Your records and meeting rights

Most states give owners a right to inspect the association's financial records, contracts, and minutes, and to receive notice of meetings — under Utah Condominium Ownership Act (Title 57, ch. 8) and Community Association Act (ch. 8a). Not UCIOA. and your governing documents. The scope and timelines vary, so the first step is establishing exactly what you're entitled to see and when. Put any records request in writing and keep the date.

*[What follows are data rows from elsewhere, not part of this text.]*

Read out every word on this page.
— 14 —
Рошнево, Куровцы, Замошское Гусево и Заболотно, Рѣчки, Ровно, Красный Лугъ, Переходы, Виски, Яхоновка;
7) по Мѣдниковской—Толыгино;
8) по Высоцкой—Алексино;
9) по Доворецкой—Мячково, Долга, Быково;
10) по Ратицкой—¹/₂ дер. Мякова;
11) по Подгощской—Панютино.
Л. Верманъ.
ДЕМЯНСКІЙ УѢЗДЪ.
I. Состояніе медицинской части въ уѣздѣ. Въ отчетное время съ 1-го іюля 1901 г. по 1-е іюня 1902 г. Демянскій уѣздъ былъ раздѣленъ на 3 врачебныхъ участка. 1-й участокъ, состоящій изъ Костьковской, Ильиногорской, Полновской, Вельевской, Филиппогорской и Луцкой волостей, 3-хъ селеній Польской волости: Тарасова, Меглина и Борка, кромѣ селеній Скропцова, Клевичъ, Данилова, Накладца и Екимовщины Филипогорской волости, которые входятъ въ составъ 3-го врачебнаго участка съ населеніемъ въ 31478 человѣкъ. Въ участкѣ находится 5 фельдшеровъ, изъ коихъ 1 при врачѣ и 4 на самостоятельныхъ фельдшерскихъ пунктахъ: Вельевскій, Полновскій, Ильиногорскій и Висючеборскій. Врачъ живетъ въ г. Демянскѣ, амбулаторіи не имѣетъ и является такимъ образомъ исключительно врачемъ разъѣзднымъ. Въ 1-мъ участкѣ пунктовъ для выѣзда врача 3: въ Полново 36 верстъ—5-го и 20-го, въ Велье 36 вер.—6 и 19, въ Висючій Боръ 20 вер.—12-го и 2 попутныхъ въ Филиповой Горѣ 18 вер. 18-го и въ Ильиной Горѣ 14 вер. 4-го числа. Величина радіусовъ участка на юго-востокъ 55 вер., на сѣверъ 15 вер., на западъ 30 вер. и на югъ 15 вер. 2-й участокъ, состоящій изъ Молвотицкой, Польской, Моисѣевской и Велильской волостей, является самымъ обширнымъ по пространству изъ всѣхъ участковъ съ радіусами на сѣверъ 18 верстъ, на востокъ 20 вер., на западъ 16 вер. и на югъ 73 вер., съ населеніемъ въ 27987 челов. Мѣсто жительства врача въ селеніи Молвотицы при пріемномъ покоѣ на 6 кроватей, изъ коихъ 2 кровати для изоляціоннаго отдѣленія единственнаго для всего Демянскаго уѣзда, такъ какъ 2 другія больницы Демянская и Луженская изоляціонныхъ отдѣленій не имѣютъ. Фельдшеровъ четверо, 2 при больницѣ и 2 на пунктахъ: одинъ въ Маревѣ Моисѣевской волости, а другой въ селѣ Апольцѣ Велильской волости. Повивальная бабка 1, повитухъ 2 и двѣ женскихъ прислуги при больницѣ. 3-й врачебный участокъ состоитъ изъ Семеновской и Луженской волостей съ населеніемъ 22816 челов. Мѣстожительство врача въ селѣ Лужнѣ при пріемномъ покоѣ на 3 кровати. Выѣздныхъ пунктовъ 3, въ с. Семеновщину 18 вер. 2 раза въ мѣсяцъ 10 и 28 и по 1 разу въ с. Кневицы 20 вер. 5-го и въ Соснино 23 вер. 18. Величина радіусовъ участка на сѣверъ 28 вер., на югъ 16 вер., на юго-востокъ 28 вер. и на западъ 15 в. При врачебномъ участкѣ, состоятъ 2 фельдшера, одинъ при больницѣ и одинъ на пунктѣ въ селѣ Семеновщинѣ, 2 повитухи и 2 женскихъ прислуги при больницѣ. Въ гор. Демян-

Dysfunction vs. disagreement

Boards have broad discretion to make decisions you may dislike; the line into genuine dysfunction is usually procedural — records improperly withheld, meetings without notice, votes outside open session, flawed elections, or self-dealing. Those patterns are what a specialist can act on, and what's worth documenting.

Your rights in Utah

As a Utah owner you generally have rights to inspect association records, receive meeting notice, and a fair election under Utah Condominium Ownership Act (Title 57, ch. 8) and Community Association Act (ch. 8a). Not UCIOA. and your governing documents, with Utah Department of Commerce HOA Registry and HOA Ombudsman (both launched Sept 2025) as a possible avenue. None of this is legal advice — confirm against the current statute and a licensed professional in your state.

What to check

  • Put your records request in writing and note the date.
  • Check Utah's records-inspection right and timeline.
  • Document missed meeting notices or closed-session votes.
  • Review the governing documents for election procedures.
  • Identify whether Utah has a regulator or ombudsman.
  • Watch for board self-dealing or undisclosed conflicts.

Sources

Educational only — not legal, financial, or engineering advice. Confirm against the current statute and, where it matters, a Utah-licensed professional.

FAQ

Frequently asked questions

Not sure what your documents are really telling you?

Get a free CondoSignal review of your situation — we read the paperwork against your state's rules and tell you what to do next. No cost, no obligation.